Understanding 6G through Language Models: A Case Study on LLM-aided Structured Entity Extraction in Telecom Domain
Ye Yuan, Haolun Wu, Hao Zhou, Xue Liu, Hao Chen, Yan Xin, Jianzhong, Zhang
TL;DR
This work addresses the challenge of extracting structured telecom knowledge to support AI-native 6G networks by introducing TeleSEE, a language-model-based framework that uses token-efficient schema-guided tokens and a three-stage hierarchical decoding pipeline. It formalizes structured entity extraction for telecom, develops a novel evaluation metric with multiple matching variants, and provides a new 6GTech dataset for benchmarking. TeleSEE demonstrates higher extraction accuracy and up to an order of magnitude improvement in output speed over baselines, highlighting the benefits of modular, schema-aware generation for complex entity-attribute extraction. The findings suggest TeleSEE’s potential to enable scalable knowledge bases and graphs for telecom systems, with future work on broader knowledge integration and graph-based representations.
Abstract
Knowledge understanding is a foundational part of envisioned 6G networks to advance network intelligence and AI-native network architectures. In this paradigm, information extraction plays a pivotal role in transforming fragmented telecom knowledge into well-structured formats, empowering diverse AI models to better understand network terminologies. This work proposes a novel language model-based information extraction technique, aiming to extract structured entities from the telecom context. The proposed telecom structured entity extraction (TeleSEE) technique applies a token-efficient representation method to predict entity types and attribute keys, aiming to save the number of output tokens and improve prediction accuracy. Meanwhile, TeleSEE involves a hierarchical parallel decoding method, improving the standard encoder-decoder architecture by integrating additional prompting and decoding strategies into entity extraction tasks.
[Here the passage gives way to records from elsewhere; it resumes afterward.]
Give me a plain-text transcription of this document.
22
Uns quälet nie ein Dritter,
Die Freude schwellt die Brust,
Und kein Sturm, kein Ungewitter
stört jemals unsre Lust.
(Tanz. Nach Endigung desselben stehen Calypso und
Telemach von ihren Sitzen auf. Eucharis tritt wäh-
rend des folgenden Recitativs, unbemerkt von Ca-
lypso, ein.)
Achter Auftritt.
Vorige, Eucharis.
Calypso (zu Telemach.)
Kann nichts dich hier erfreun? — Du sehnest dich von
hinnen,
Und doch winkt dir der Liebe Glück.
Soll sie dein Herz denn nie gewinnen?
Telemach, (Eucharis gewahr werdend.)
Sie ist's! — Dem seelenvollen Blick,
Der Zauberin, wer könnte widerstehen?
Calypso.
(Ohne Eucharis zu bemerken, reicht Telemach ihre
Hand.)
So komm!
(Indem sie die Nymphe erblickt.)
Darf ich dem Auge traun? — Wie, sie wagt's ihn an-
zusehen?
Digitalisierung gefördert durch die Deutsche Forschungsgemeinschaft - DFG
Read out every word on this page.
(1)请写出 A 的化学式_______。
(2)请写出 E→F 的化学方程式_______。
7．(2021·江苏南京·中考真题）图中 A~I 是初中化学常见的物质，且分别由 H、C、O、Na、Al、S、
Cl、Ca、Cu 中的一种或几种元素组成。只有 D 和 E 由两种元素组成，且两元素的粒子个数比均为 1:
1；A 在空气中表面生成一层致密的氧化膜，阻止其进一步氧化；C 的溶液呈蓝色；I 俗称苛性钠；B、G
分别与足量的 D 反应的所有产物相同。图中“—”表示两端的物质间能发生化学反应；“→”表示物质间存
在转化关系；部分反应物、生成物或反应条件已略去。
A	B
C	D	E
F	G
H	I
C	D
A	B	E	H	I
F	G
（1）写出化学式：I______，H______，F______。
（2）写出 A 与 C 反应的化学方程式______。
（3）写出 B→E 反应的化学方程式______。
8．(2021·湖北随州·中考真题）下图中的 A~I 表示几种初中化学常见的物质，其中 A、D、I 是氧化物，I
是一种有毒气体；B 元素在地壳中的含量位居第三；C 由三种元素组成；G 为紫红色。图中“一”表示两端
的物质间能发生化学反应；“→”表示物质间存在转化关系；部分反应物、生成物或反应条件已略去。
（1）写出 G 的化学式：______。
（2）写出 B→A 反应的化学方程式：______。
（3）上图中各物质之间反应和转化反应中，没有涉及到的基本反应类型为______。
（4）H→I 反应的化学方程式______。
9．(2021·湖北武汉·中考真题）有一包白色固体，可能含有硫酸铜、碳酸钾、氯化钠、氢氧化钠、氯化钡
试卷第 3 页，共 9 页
In addition, to better evaluate the performance of the proposed technique in the telecom domain, we further designed a dataset named 6GTech, including 2390 sentences and 23747 words from more than 100 6G-related technical publications. Finally, the experiment shows that the proposed TeleSEE method achieves higher accuracy than other baseline techniques, and also presents 5 to 9 times higher sample processing speed.